Is de huidige Georgische regering in staat en bereid om deze uitdagingen het hoofd te bieden? Mijn antwoord is dat zij slechts ten dele in staat is en slechts ten dele bereid is om hervormingen door te voeren die zullen bijdragen aan de oplossing van hierboven genoemde problemen. Ze zijn bereid zolang de hervorming hun eigen macht niet in gevaar brengt. Als een oplossing van een bepaald probleem haar macht zal verminderen, zal de regerende partij daar simpelweg niet op aansturen. Dit verklaart waarom we nog steeds ernstige problemen hebben met pluralisme in politiek en media, met de onafhankelijkheid van de rechterlijke macht en wetgeving op het gebied van mededinging en monopolie. Als de regeringspartij meer pluralisme in media en politiek toe zou laten, verkleint ze haar kans de volgende verkiezingen te winnen. Als de rechterlijke macht onafhankelijker zou zijn, zou dat veel Georgiërs aanmoedigen de overheid aan te klagen inzake eigendomsrechten, mensenrechten et cetera. Een sterke autoriteit op het gebied van mededinging en de bijbehorende wetgeving zouden veel monopolies van Georgische politici in de zakenwereld ongedaan maken. Als het midden- en kleinbedrijf goed ontwikkeld is, met gedegen arbeidswetgeving, zal dat Georgische burgers economisch zekerder maken en minder afhankelijk van de overheid.

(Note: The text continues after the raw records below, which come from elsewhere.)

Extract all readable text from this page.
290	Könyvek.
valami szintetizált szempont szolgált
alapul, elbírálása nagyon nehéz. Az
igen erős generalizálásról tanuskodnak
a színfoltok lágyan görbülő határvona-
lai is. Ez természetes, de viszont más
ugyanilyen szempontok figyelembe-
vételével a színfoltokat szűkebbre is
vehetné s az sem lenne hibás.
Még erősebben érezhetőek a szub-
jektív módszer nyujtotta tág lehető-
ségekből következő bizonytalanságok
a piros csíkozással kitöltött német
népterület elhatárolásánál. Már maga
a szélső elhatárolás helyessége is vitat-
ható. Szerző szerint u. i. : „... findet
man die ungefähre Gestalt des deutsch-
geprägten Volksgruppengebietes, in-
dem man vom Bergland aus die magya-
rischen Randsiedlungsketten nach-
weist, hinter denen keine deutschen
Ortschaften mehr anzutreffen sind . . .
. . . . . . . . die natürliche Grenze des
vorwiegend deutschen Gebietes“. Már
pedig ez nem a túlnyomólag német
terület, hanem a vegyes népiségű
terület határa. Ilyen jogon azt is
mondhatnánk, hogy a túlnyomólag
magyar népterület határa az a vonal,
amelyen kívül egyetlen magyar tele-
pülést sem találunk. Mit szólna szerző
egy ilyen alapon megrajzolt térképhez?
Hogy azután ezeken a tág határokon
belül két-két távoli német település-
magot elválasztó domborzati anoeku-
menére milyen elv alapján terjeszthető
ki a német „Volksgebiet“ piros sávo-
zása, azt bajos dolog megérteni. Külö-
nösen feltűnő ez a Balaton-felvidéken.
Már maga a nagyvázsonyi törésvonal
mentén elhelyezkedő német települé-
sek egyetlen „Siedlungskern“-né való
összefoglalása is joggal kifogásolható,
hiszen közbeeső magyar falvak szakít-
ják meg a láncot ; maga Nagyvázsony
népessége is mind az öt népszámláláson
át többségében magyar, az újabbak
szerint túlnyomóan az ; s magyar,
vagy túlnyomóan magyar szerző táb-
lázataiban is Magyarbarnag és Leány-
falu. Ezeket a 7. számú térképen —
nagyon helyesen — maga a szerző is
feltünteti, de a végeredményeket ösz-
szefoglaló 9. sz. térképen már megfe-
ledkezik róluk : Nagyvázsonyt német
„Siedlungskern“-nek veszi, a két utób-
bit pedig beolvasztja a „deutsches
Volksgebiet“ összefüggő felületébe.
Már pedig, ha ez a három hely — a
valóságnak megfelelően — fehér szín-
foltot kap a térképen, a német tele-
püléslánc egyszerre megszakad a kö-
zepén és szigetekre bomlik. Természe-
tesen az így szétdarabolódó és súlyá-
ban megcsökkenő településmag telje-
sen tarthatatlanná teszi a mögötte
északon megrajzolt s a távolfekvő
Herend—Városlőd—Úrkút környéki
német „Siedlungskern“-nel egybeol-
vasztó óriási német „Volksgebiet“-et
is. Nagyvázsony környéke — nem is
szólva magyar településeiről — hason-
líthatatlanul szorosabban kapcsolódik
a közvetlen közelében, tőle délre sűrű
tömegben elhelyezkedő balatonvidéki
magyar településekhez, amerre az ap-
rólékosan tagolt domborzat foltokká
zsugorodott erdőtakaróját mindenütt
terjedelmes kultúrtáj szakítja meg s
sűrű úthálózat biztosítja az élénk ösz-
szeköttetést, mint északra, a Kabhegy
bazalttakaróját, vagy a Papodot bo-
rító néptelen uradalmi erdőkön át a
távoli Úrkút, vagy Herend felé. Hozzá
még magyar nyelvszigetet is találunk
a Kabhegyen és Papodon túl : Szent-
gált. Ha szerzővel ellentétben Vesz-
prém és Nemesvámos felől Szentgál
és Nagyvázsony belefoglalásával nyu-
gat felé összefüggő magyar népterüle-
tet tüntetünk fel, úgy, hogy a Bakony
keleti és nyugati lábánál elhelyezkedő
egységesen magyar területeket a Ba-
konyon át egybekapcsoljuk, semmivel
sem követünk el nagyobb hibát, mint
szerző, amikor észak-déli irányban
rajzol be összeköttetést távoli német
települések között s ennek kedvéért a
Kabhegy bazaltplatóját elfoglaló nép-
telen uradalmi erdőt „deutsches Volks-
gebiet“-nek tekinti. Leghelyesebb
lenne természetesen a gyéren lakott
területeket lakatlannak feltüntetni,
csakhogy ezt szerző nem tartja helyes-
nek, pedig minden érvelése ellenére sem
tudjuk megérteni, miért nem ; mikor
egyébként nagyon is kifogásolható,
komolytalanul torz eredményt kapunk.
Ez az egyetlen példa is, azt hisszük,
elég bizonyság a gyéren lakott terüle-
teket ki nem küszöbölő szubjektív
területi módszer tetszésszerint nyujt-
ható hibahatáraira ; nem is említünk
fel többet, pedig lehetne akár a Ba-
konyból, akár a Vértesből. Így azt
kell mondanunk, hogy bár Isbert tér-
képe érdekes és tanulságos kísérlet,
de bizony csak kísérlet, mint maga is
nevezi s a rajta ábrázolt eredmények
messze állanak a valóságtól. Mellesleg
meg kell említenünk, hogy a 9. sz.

Er is al met al nog een lange weg te gaan en verder hervormingen zijn nodig. De zittende regering heeft echter noch de capaciteiten noch de wil om al deze hervormingen door te voeren. Wij christendemocraten geloven dat wij de politieke partij zijn die in staat is deze problemen op te lossen, wat Georgië zal helpen verdere stappen naar Europese integratie te zetten. Wij zien de problemen scherp en bereiden ons terdege voor om die op te lossen met gedegen en realistische programma’s voor economische ontwikkeling, decentralisatie van de macht, gezondheidszorg en sociale bescherming, landbouwhervormingen enzovoorts. Dit ligt niet alleen in lijn met de verwachtingen van de EU, maar ontwikkelen we ook in samenwerking met onze christendemocratische partnerpartijen in Europa.

Ik weet niet hoe lang het zal duren om Georgië deel uit te laten maken van de grotere Europese familie. Zal het een decennium zijn, of twee? Maar ik ben er stellig van overtuigd dat ons land er uiteindelijk zal komen en dat haar politieke systeem, haar economie en haar samenleving voordeel zullen hebben van dit proces en dat Georgië een belangrijke bijdrage aan Europa te leveren heeft.